Finance Minister Petar Chobanov said in a statement “despite urgent measures to raise revenue collection” taken by the Cabinet, the ministry would not be able to meet the revenue targets set in the 2013 Budget.
He did not specify what measures have been taken so far, but said that further action was need to improve revenue collection through legislative changes – that is one of the many loosely-formulated goals of the “Oresharski plan” – that would only have an impact next year.
Bulgaria’s revenue collection administration would need to collect 1.4 billion leva more in the second half of 2013, compared to the same period of 2012 (an increase of 13.7 per cent), in order to meet the current revenue target, Chobanov said.
“The data shows, categorically, that the targets set by law cannot be met and the delay in the [Budget] revision will only delay the issues without an opportunity to solve them,” he said.
On Plevneliev’s criticism that on the spending side there was no detailed breakdown of the additional expenditures, Chobanov said that the Budget revision bill clearly stipulated the main targets and that all additional spending would be approved and announced by the Cabinet.
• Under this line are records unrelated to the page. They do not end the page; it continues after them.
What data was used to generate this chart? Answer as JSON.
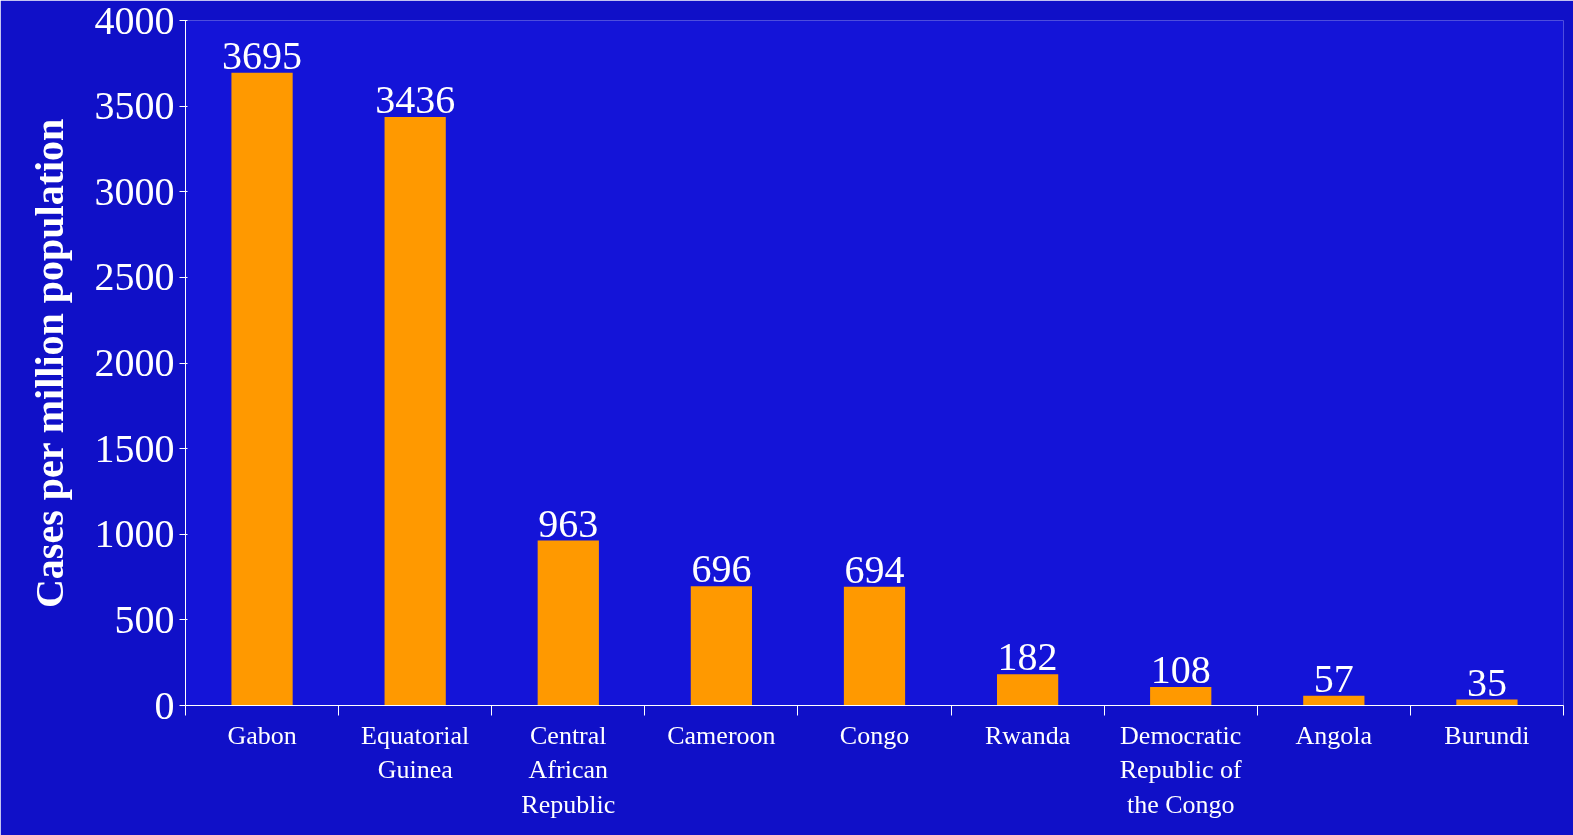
{
  "chart_data": {
    "type": "bar",
    "ylabel": "Cases per million population",
    "categories": [
      "Gabon",
      "Equatorial Guinea",
      "Central African Republic",
      "Cameroon",
      "Congo",
      "Rwanda",
      "Democratic Republic of the Congo",
      "Angola",
      "Burundi"
    ],
    "values": [
      3695,
      3436,
      963,
      696,
      694,
      182,
      108,
      57,
      35
    ],
    "color": "#ff9900",
    "ylim": [
      0,
      4000
    ],
    "yticks": [
      0,
      500,
      1000,
      1500,
      2000,
      2500,
      3000,
      3500,
      4000
    ],
    "data_labels": true
  }
}
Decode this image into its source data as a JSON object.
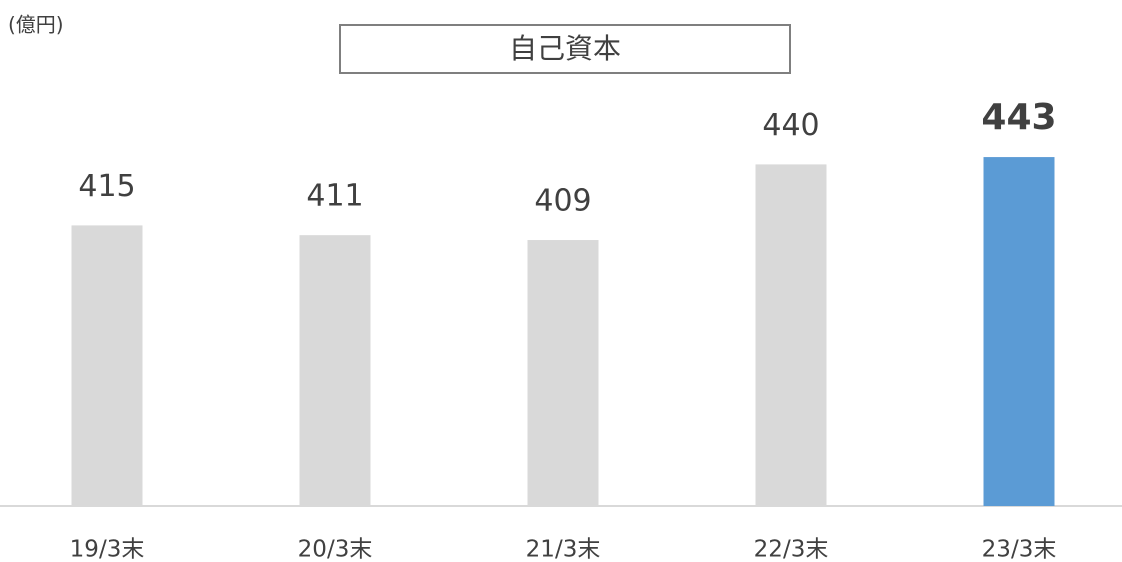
{
  "chart_data": {
    "type": "bar",
    "title": "自己資本",
    "unit_label": "(億円)",
    "categories": [
      "19/3末",
      "20/3末",
      "21/3末",
      "22/3末",
      "23/3末"
    ],
    "values": [
      415,
      411,
      409,
      440,
      443
    ],
    "color": "#d9d9d9",
    "highlight": 4,
    "highlight_color": "#5b9bd5",
    "ylim": [
      300,
      450
    ]
  }
}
(In his public address explaining the reasons for the veto, Plevneliev said that the bill “amends only the figure allocated to urgent and unforeseen spending” and that “the Cabinet can spend the increased amount as it sees fit”. For more on Plevneliev’s veto, read The Sofia Globe report here.)
Chobanov also re-iterated the Government’s position that increased borrowing ceiling for this year posed no risk to public finances because it would not exceed the overall public debt limit.
He said that Plevneliev used the veto “to create obstacles and delay the implementation of the Government’s programme, which seeks predictability, good faith and solidarity towards the vulnerable social groups.”
Chobanov said that “the economic logic of the reasons for the veto cannot be shared” and that the reasons were not legal but political – “an example of clear political positioning that diverges from [the President’s] function as unifier of the nation.”